Il n’en fallut pas moins, compressés tels harengs en caque et par une chaleur de four, subir jusqu’au bout la majestueuse célébration considérablement rallongée par l’interminable sermon de Bossuet. Le tout dans une position inconfortable bien qu’ils ne fussent pas plus épais l’un que l’autre et pas plus grands. Mlle Léonie s’assit sur le banc étroit et M. Isidore sur le plancher...

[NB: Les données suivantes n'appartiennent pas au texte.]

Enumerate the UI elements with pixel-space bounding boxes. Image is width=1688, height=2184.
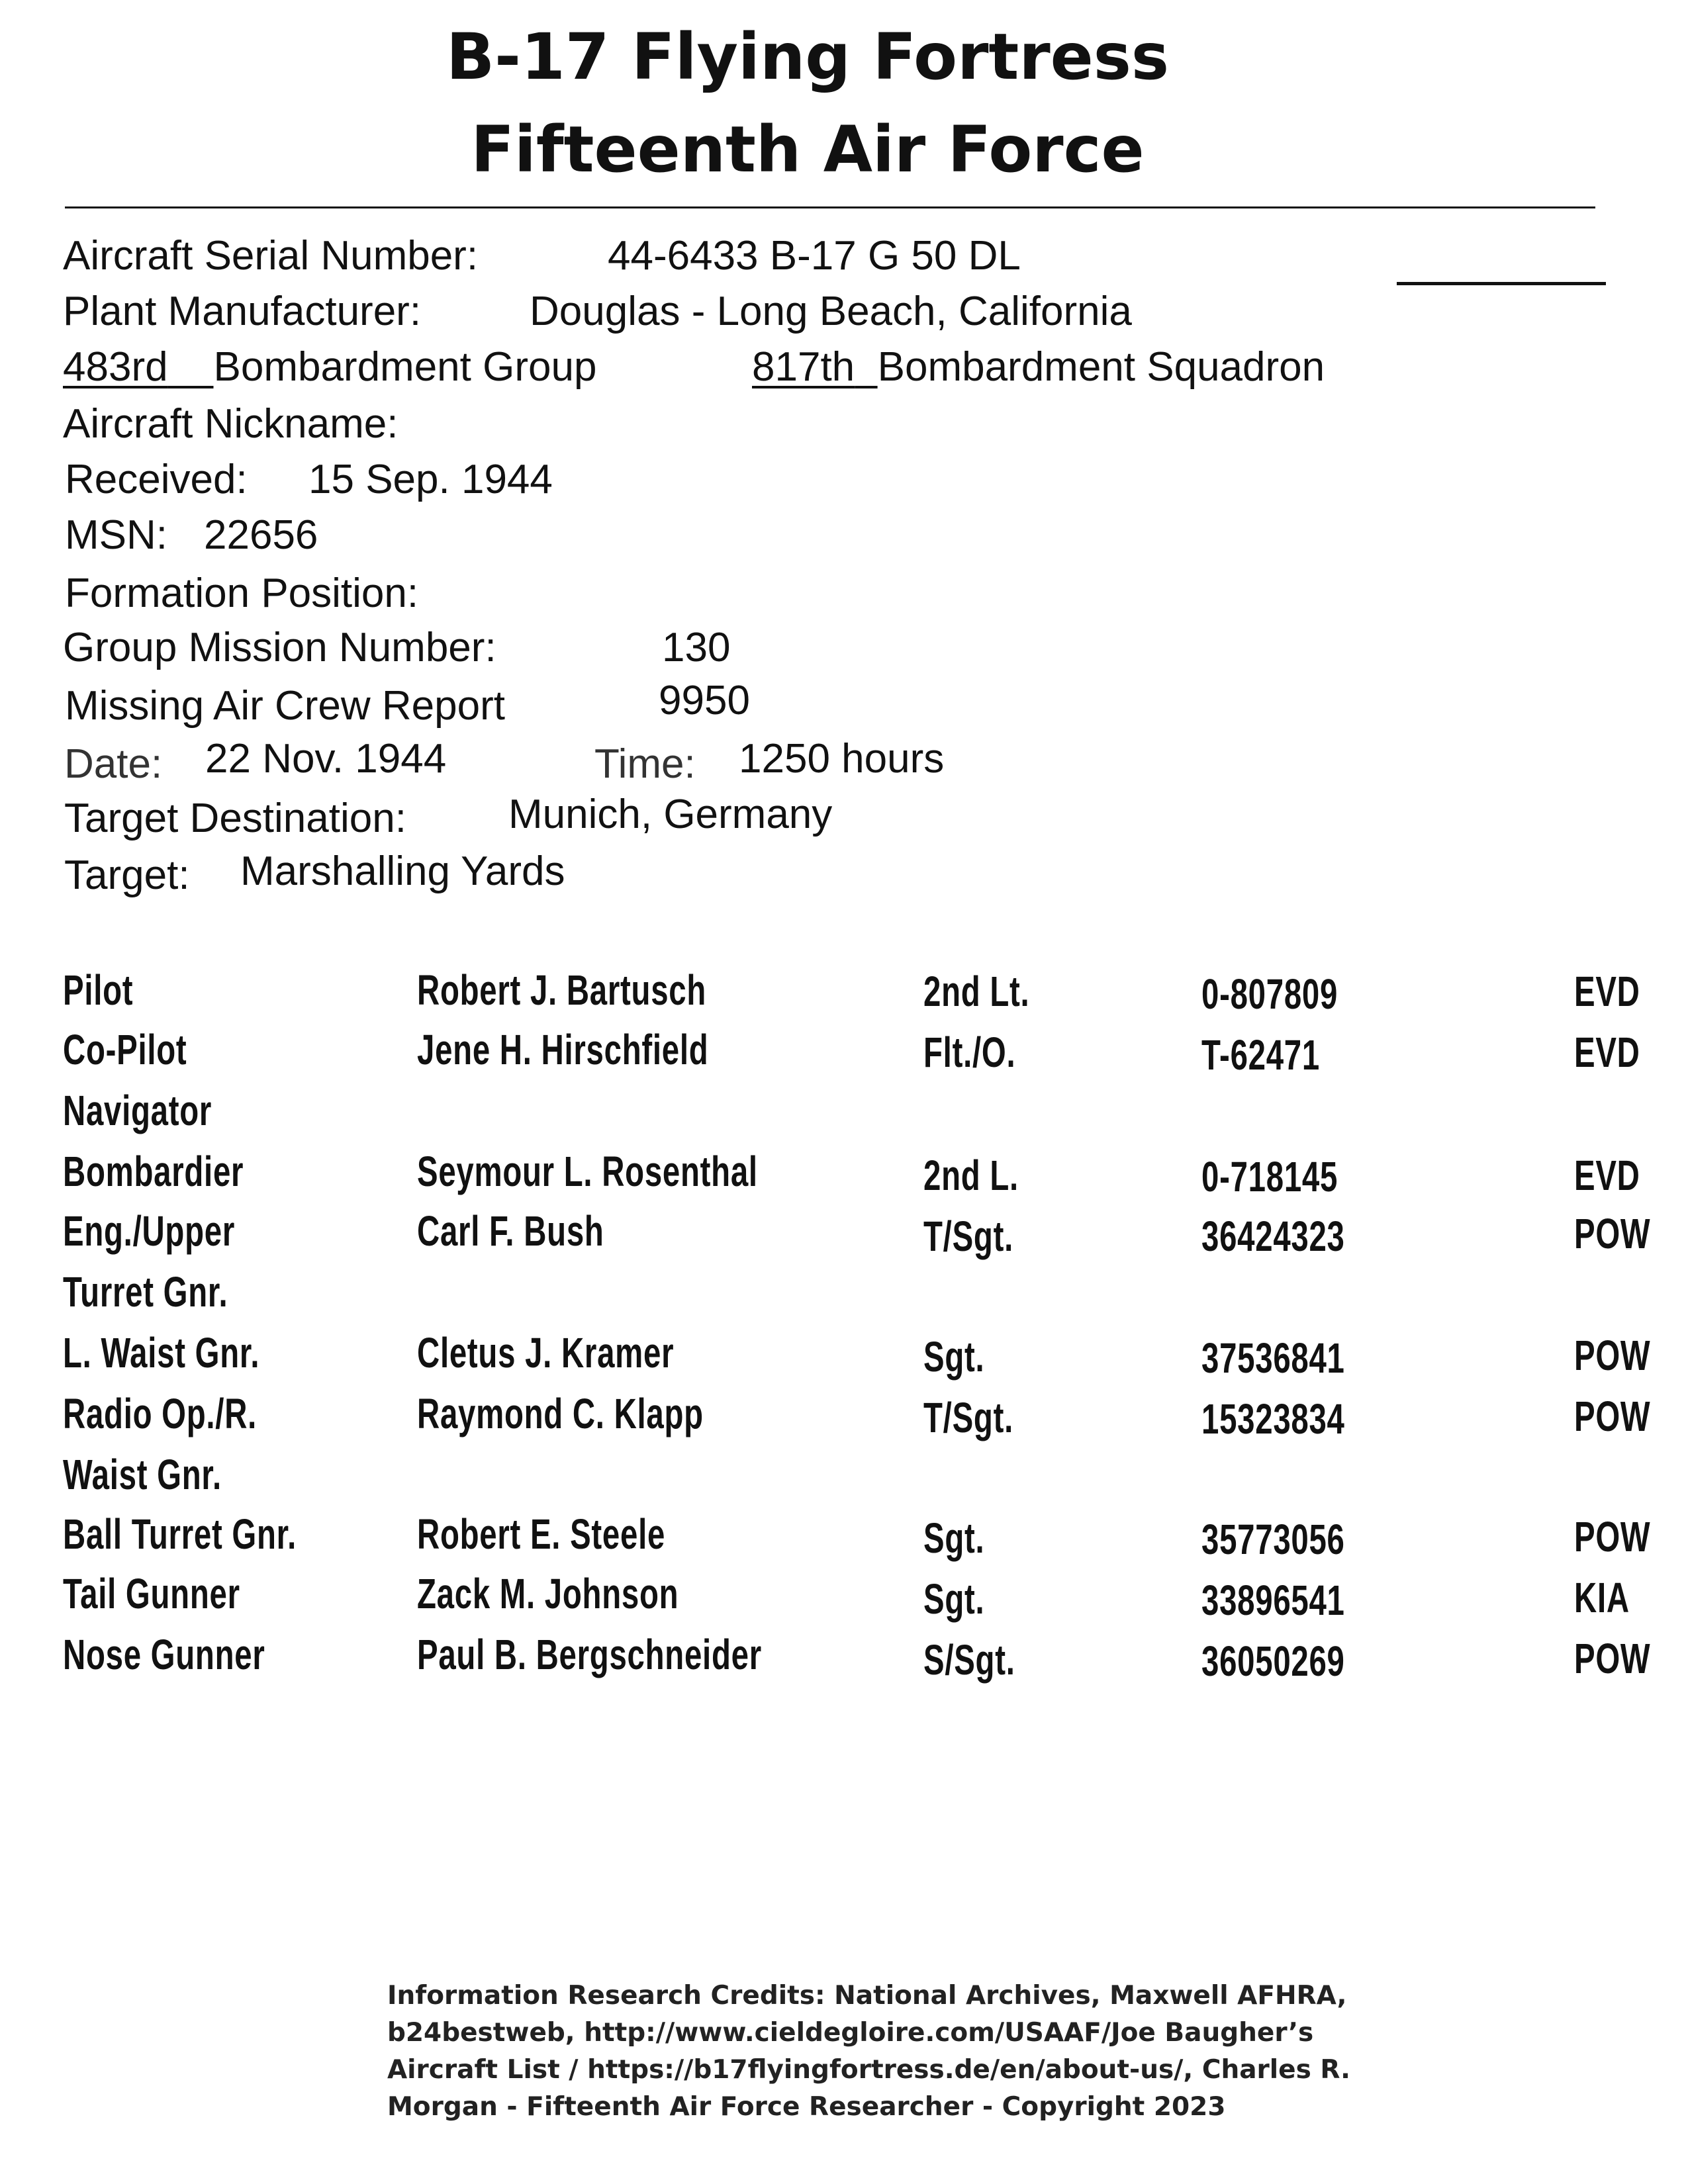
date-label: Date:: [64, 741, 163, 787]
crew-position: Nose Gunner: [63, 1631, 265, 1678]
crew-rank: 2nd Lt.: [923, 968, 1030, 1015]
bombardment-squadron-line: [752, 344, 1325, 390]
group-number-underline: [168, 344, 214, 390]
research-credits: [387, 1978, 1350, 2126]
crew-position: Co-Pilot: [63, 1026, 187, 1073]
crew-rank: Sgt.: [923, 1514, 985, 1562]
header-divider: [65, 206, 1595, 208]
target-value: Marshalling Yards: [240, 848, 565, 894]
crew-position: Tail Gunner: [63, 1570, 240, 1617]
crew-status: EVD: [1574, 1152, 1640, 1199]
crew-serial: 36050269: [1201, 1637, 1345, 1685]
crew-name: Robert E. Steele: [417, 1510, 666, 1558]
manufacturer-label: Plant Manufacturer:: [63, 289, 422, 334]
crew-position-line-2: Turret Gnr.: [63, 1268, 228, 1316]
mission-number-label: Group Mission Number:: [63, 625, 496, 670]
crew-name: Cletus J. Kramer: [417, 1329, 675, 1377]
received-label: Received:: [65, 457, 248, 502]
target-label: Target:: [64, 852, 190, 898]
crew-name: Zack M. Johnson: [417, 1570, 679, 1617]
crew-rank: S/Sgt.: [923, 1636, 1015, 1684]
mission-number-value: 130: [662, 625, 731, 670]
crew-name: Paul B. Bergschneider: [417, 1631, 762, 1678]
serial-number-label: Aircraft Serial Number:: [63, 233, 479, 279]
group-label: Bombardment Group: [213, 344, 597, 390]
crew-position-line-2: Waist Gnr.: [63, 1451, 222, 1498]
macr-label: Missing Air Crew Report: [65, 683, 505, 729]
crew-status: KIA: [1574, 1574, 1630, 1621]
time-label: Time:: [594, 741, 696, 787]
bombardment-group-line: [63, 344, 597, 390]
nickname-label: Aircraft Nickname:: [63, 401, 399, 447]
crew-status: POW: [1574, 1513, 1651, 1561]
crew-serial: 0-718145: [1201, 1153, 1338, 1201]
group-number: 483rd: [63, 344, 168, 390]
crew-name: Carl F. Bush: [417, 1207, 604, 1255]
crew-rank: Sgt.: [923, 1333, 985, 1381]
crew-status: POW: [1574, 1210, 1651, 1257]
crew-name: Seymour L. Rosenthal: [417, 1148, 758, 1195]
blank-entry-line: [1397, 282, 1606, 285]
crew-rank: T/Sgt.: [923, 1212, 1013, 1260]
crew-serial: 37536841: [1201, 1334, 1345, 1382]
date-value: 22 Nov. 1944: [205, 736, 447, 782]
crew-status: POW: [1574, 1635, 1651, 1682]
time-value: 1250 hours: [739, 736, 945, 782]
crew-name: Robert J. Bartusch: [417, 966, 707, 1014]
crew-status: EVD: [1574, 1028, 1640, 1076]
crew-position: Bombardier: [63, 1148, 244, 1195]
msn-value: 22656: [204, 512, 318, 558]
target-destination-value: Munich, Germany: [508, 792, 833, 837]
manufacturer-value: Douglas - Long Beach, California: [530, 289, 1132, 334]
crew-serial: 15323834: [1201, 1395, 1345, 1443]
credits-line: Information Research Credits: National Archives, Maxwell AFHRA,: [387, 1981, 1347, 2011]
crew-status: EVD: [1574, 968, 1640, 1015]
crew-position: Ball Turret Gnr.: [63, 1510, 297, 1558]
crew-serial: 0-807809: [1201, 970, 1338, 1018]
crew-position: Pilot: [63, 966, 134, 1014]
crew-rank: 2nd L.: [923, 1152, 1019, 1199]
serial-number-value: 44-6433 B-17 G 50 DL: [608, 233, 1021, 279]
macr-value: 9950: [659, 678, 750, 723]
crew-name: Raymond C. Klapp: [417, 1390, 704, 1437]
formation-position-label: Formation Position:: [65, 570, 419, 616]
credits-line: b24bestweb, http://www.cieldegloire.com/USAAF/Joe Baugher’s: [387, 2018, 1314, 2048]
msn-label: MSN:: [65, 512, 167, 558]
crew-position: L. Waist Gnr.: [63, 1329, 260, 1377]
page-title: B-17 Flying Fortress: [445, 20, 1170, 94]
crew-position: Navigator: [63, 1087, 212, 1134]
crew-serial: T-62471: [1201, 1031, 1320, 1079]
squadron-label: Bombardment Squadron: [877, 344, 1325, 390]
squadron-number: 817th: [752, 344, 855, 390]
crew-rank: Sgt.: [923, 1575, 985, 1623]
crew-rank: T/Sgt.: [923, 1394, 1013, 1441]
received-value: 15 Sep. 1944: [308, 457, 553, 502]
crew-position: Radio Op./R.: [63, 1390, 258, 1437]
crew-rank: Flt./O.: [923, 1028, 1016, 1076]
page-subtitle: Fifteenth Air Force: [471, 113, 1145, 187]
crew-status: POW: [1574, 1392, 1651, 1440]
credits-line: Morgan - Fifteenth Air Force Researcher - Copyright 2023: [387, 2092, 1226, 2122]
target-destination-label: Target Destination:: [64, 796, 406, 841]
crew-position: Eng./Upper: [63, 1207, 235, 1255]
crew-status: POW: [1574, 1332, 1651, 1379]
crew-serial: 36424323: [1201, 1212, 1345, 1260]
credits-line: Aircraft List / https://b17flyingfortress.de/en/about-us/, Charles R.: [387, 2055, 1350, 2085]
crew-serial: 33896541: [1201, 1576, 1345, 1624]
crew-name: Jene H. Hirschfield: [417, 1026, 709, 1073]
squadron-number-underline: [855, 344, 877, 390]
crew-serial: 35773056: [1201, 1516, 1345, 1563]
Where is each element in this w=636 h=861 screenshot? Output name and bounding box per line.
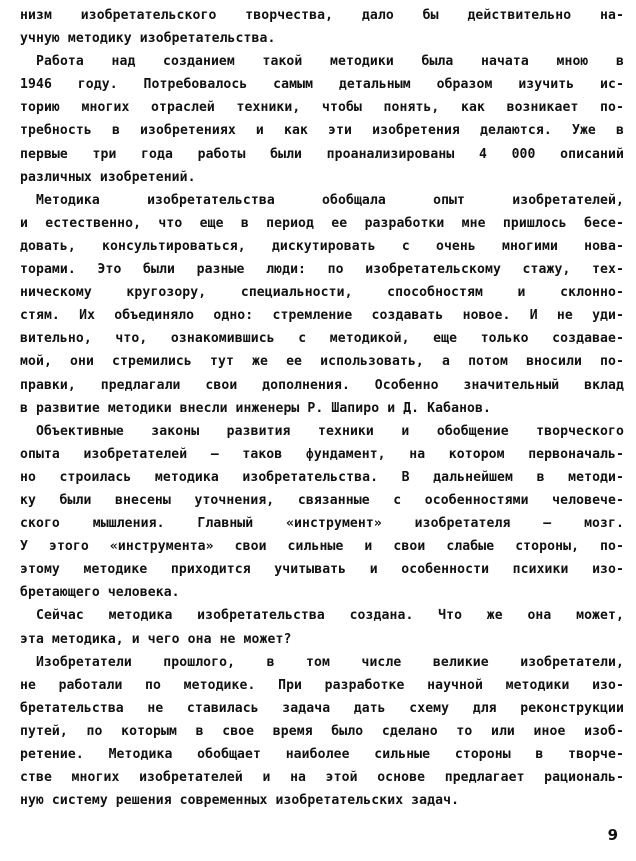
page-number: 9 [607, 826, 618, 844]
text-line: вительно, что, ознакомившись с методикой, еще только создавае- [20, 331, 624, 347]
text-line: торами. Это были разные люди: по изобретательскому стажу, тех- [20, 262, 624, 278]
paragraph-first-line: Изобретатели прошлого, в том числе великие изобретатели, [36, 654, 624, 670]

Quand enfin le cercueil eut été descendu dans la crypte et que le roi d’armes eut proclamé : « La Reine est morte, la Reine est morte, la Reine est morte. Priez Dieu pour son âme ! », La basilique commença de se vider suivant l’ordre protocolaire mais avec une certaine presse, chacun et chacune ayant hâte de retrouver son carrosse et d’aller souper. Les deux complices sortirent de leur cachette en frottant leurs genoux et leurs dos ankylosés. Mlle Léonie était sombre : l’incroyable absence de Louis XIV aux obsèques de son épouse et celle, inquiétante, d’une jeune femme à qui la reconnaissance faisait un devoir de suivre jusqu’au bout celle qui l’avait sauvée, ouvraient la porte aux pires conjectures. Se pouvait-il qu’Alban eût raison, que pour une fois la jalousie se montrât clairvoyante et que ces deux-là fussent en train de filer le parfait amour sous les beaux ombrages de Fontainebleau ?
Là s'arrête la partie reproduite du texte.